Espanha reforça o dispositivo no enclave com uma barreira flutuante, duas fragatas da Armada e mais polícias, peritos forenses e procuradores, enquanto investiga um novo apelo para tentar cruzar a fronteira em 15 de agosto.
Ceuta procura recuperar a normalidade depois da entrada massiva de cerca de 72.000 pessoas provenientes de Marrocos, o Governo reforçou o dispositivo de segurança com meios militares, policiais, judiciais e forenses, enquanto as autoridades vigiam uma nova convocatória difundida nas redes sociais que apela a tentar outra travessia em massa no próximo 15 de agosto.
Uma das medidas mais visíveis foi a instalação de uma barreira pneumática flutuante junto ao molhe fronteiriço do Tarajal para dificultar novas entradas por mar. O dispositivo soma-se ao reforço extraordinário destacado na cidade após a crise migratória.
O dispositivo inclui também o envio de duas fragatas da Armada para as águas próximas de Ceuta, para reforçar a vigilância marítima, além de efetivos adicionais da Guardia Civil e da Polícia Nacional, que continuam a assegurar o controlo da fronteira, a identificação de migrantes e a investigação dos factos ocorridos durante a crise.
O reforço chegou igualmente ao âmbito judicial. O Instituto de Medicina Legal e Ciências Forenses aumentou o seu quadro de pessoal para fazer face ao elevado número de mortos e desaparecidos, passando de sete para 19 profissionais, enquanto o Ministério Público destacou mais elementos para assumir as diligências abertas após a emergência.
Prossegue a busca pelos desaparecidos
Uma das principais consequências da crise continua a ser a localização das pessoas cujo paradeiro ainda se desconhece. A Guardia Civil abriu um gabinete de atendimento a familiares na passagem fronteiriça do Tarajal para recolher denúncias e informação de quem procura os seus entes queridos.
Até ao momento, os investigadores elaboraram mais de 30 perfis de possíveis desaparecidos e já conseguiram identificar uma dessas pessoas. Familiares provenientes de Marrocos continuam a chegar a Ceuta para fornecer fotografias, amostras e qualquer dado que possa facilitar as identificações.
Alerta para nova tentativa a 15 de agosto
A este cenário soma-se agora a preocupação com uma possível nova entrada massiva.
As forças de segurança monitorizam há vários dias uma campanha difundida no TikTok, Facebook, WhatsApp e outras redes sociais que apela a concentrarem-se a 15 de agosto para repetir o assalto à fronteira.
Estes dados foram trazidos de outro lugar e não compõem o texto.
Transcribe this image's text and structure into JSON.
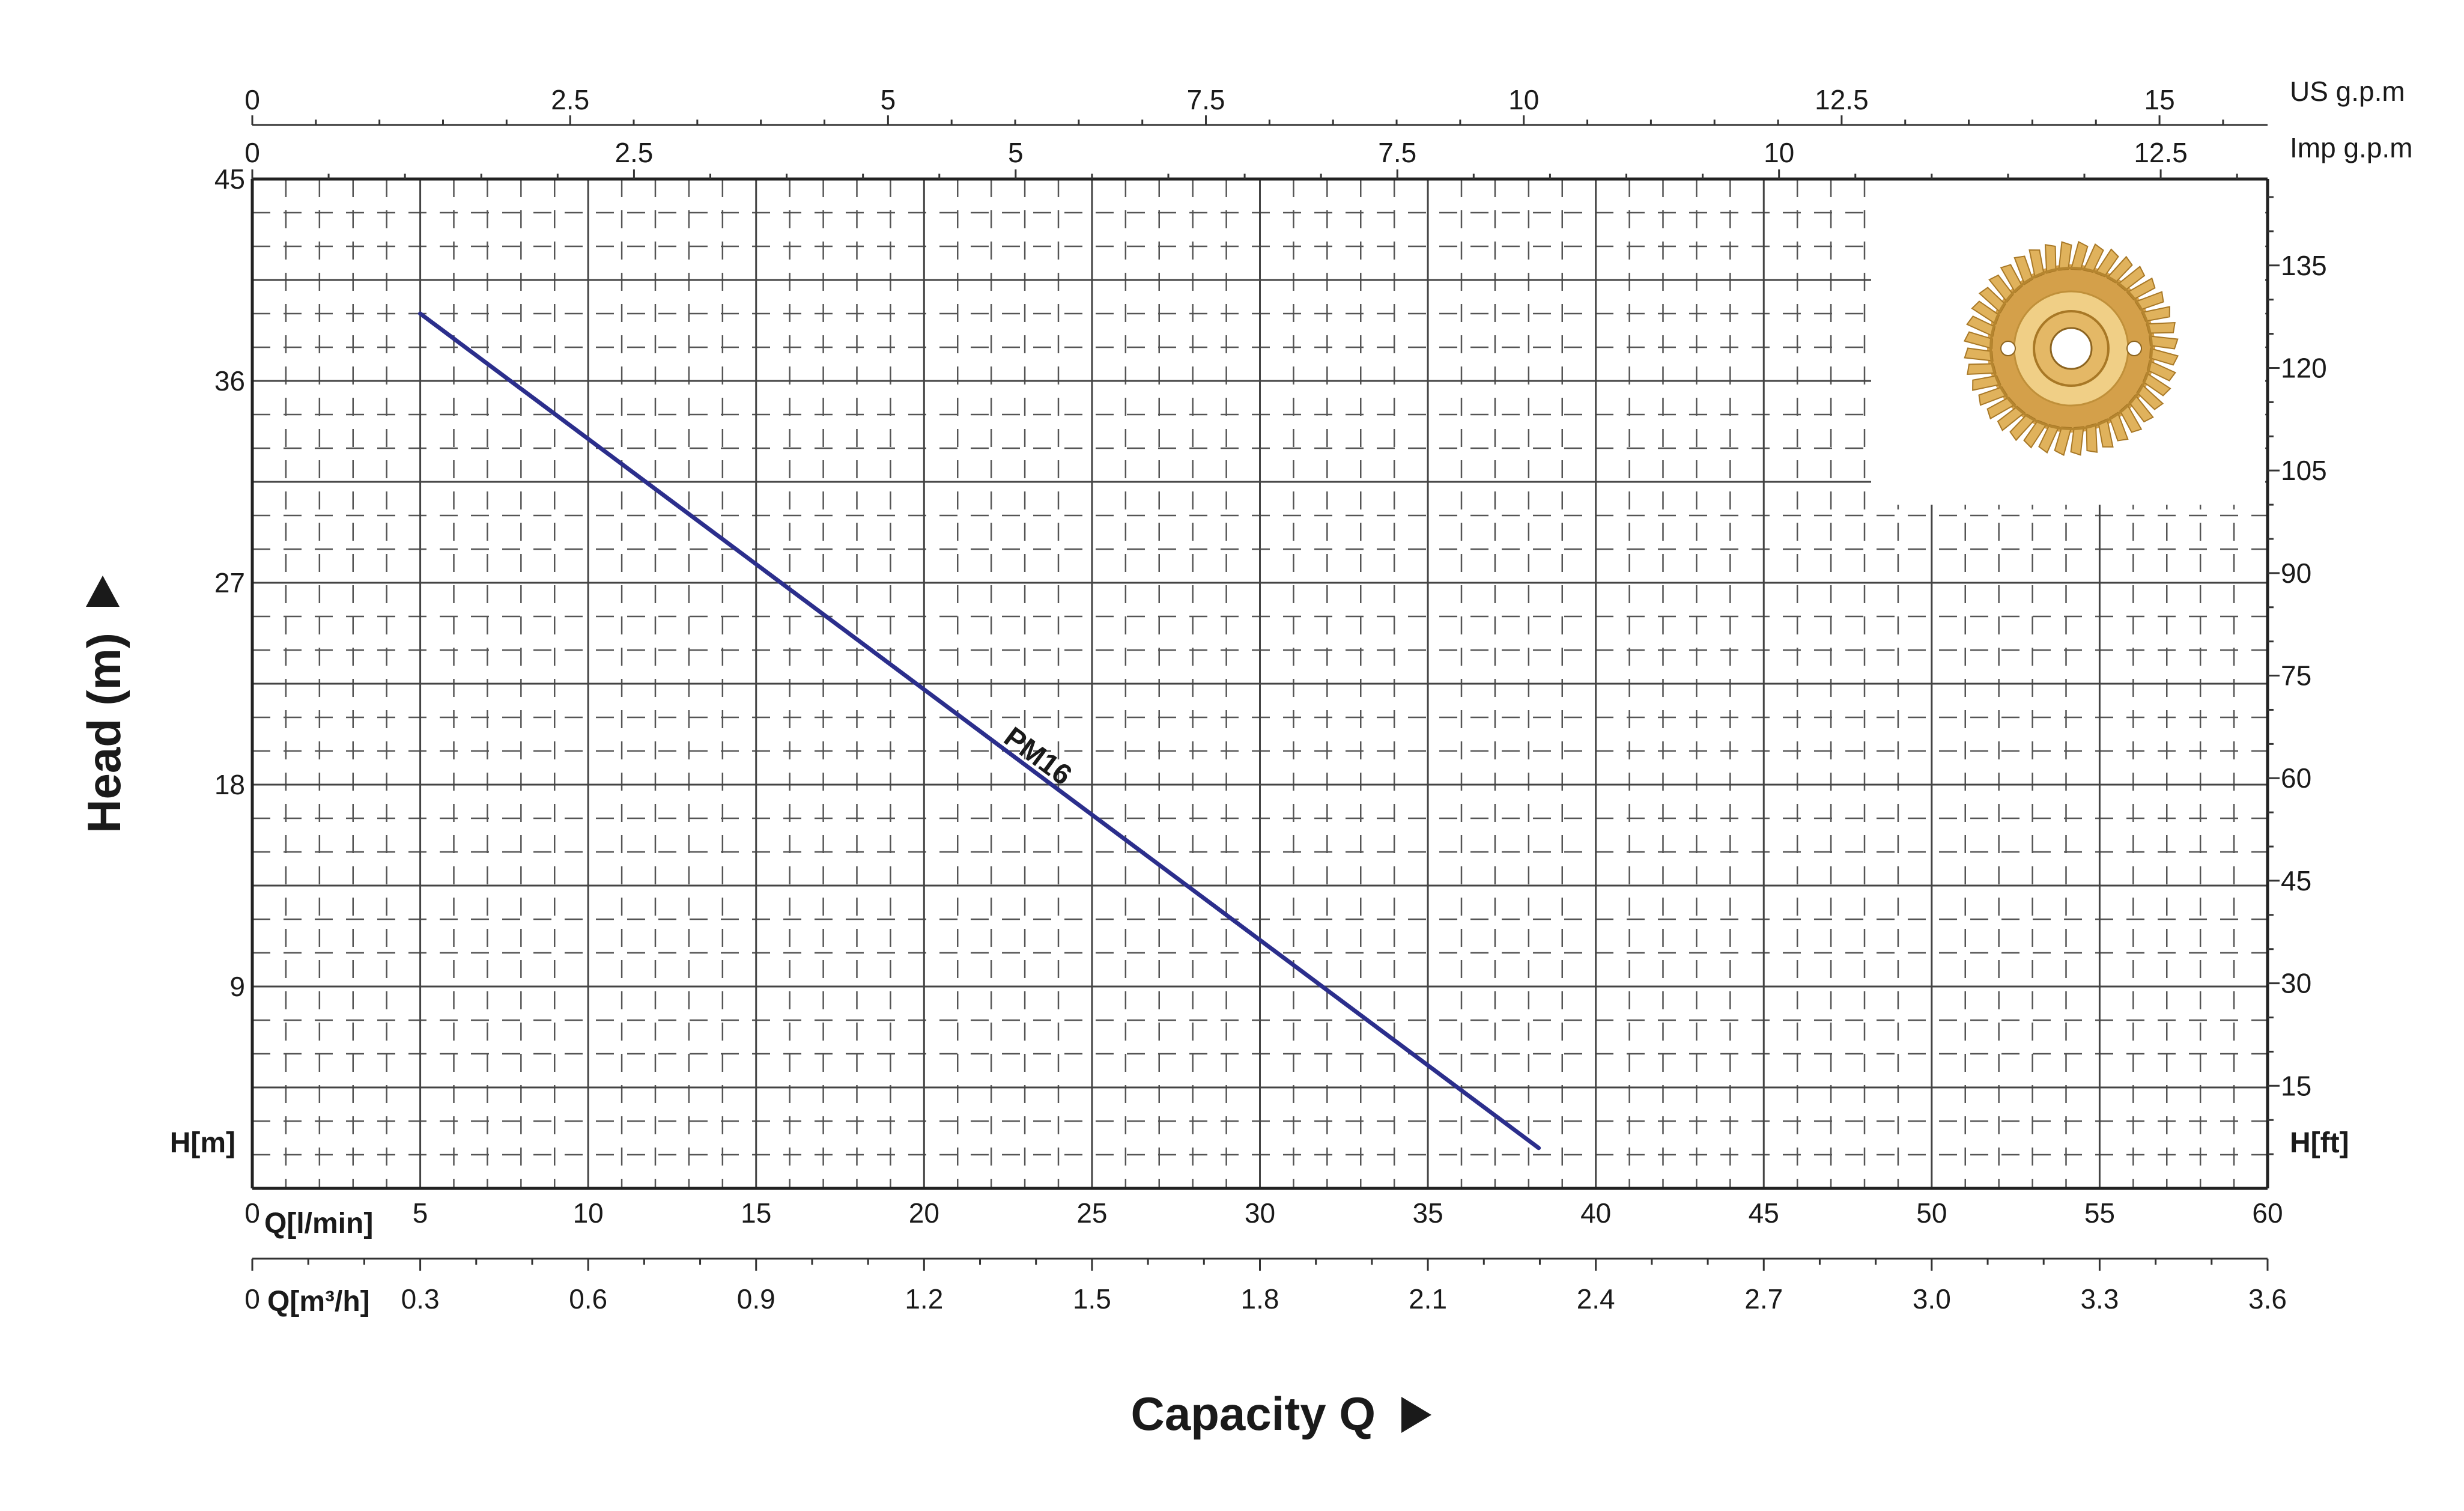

As autoridades espanholas consideram real o risco de se registar uma nova tentativa, embora insistam que a sua dimensão continua incerta.
Os serviços de informações também não excluem que a data possa ser alterada. Por a convocatória ter sido tornada pública, as autoridades admitem que os organizadores possam antecipar a tentativa para recuperar o efeito de surpresa.
Marrocos reforça também a fronteira
Do outro lado da fronteira, Marrocos aumentou igualmente o dispositivo de segurança na zona de Fnideq (Castillejos) para impedir novas saídas em massa em direção a Ceuta. As autoridades espanholas consideram que a colaboração de Rabat será determinante para evitar que se repitam cenas como as da semana passada, quando milhares de pessoas conseguiram entrar no enclave espanhol em poucas horas.
Entretanto, o presidente da cidade autónoma, Juan Jesús Vivas, continua a reclamar mais meios para proteger a fronteira. Depois de ter comparecido esta semana perante o Parlamento Europeu, insistiu na necessidade de reforçar o perímetro fronteiriço com mais recursos humanos e materiais e pediu um maior apoio da União Europeia através de organismos como a Frontex, a Europol e a Agência Europeia de Asilo.
Embora a maioria dos migrantes já tenha regressado a Marrocos, Ceuta continua a enfrentar as consequências da crise: milhares de pessoas permanecem ainda na cidade, centenas de menores seguem sob tutela das autoridades e prossegue a busca de desaparecidos, enquanto as forças de segurança se mantêm destacadas, receosas de que a situação se possa voltar a repetir.